Corporate Power & Constitutional Remedies
A comprehensive four-module exploration of how corporate consolidation transformed America and what constitutional mechanisms can restore competition and accountability
Understanding the Crisis
Over the past four decades, American markets have undergone a dramatic transformation. Competitive industries with dozens of independent firms have consolidated into oligopolies dominated by three to five massive corporations. This consolidation represents not merely a business trend but a fundamental restructuring of economic and political power.
This four-module series explores how this consolidation happened, why traditional antitrust enforcement failed, how courts have reshaped law to enable concentration, and what constitutional remedies can restore competition and accountability.
Learning Pathway
How the Modules Connect
Module 1 documents the consolidation crisis across six industries. Module 2 explains why this consolidation persists despite individual actors' best efforts—because the problem is structural, not personal.

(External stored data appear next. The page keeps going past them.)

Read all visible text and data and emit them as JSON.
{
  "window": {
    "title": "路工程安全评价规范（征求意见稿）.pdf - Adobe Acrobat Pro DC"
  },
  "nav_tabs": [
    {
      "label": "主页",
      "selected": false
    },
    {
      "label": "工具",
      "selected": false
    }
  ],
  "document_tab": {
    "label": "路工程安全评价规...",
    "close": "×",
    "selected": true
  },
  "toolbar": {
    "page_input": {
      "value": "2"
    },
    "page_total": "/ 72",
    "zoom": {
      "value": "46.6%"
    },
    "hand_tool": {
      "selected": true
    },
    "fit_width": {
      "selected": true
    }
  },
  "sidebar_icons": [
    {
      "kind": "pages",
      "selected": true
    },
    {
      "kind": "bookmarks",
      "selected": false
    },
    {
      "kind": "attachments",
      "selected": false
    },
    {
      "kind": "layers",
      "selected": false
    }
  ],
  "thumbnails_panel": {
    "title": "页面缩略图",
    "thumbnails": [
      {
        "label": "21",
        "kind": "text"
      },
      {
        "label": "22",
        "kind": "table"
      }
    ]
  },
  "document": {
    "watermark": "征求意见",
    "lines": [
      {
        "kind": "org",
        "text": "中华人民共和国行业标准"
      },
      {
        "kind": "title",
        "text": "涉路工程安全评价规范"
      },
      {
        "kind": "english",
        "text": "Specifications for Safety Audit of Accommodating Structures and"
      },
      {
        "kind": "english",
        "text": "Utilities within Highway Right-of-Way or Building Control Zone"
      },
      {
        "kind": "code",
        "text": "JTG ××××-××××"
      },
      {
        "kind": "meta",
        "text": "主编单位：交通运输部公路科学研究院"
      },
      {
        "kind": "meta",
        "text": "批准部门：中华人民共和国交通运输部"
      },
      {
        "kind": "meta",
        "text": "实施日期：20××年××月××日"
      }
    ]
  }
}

Module 3 reveals how courts have systematically reshaped legal doctrine to enable consolidation. Understanding these mechanisms is essential to identifying remedies.
Module 4 presents constitutional and contractual mechanisms that can restore competition. These remedies work precisely because they address the structural problems identified in Modules 1-3.
All four modules integrate core constitutional concepts: Article VI oath enforcement, prerequisites to office, void ab initio doctrine, and Section 1983 liability for constitutional violations.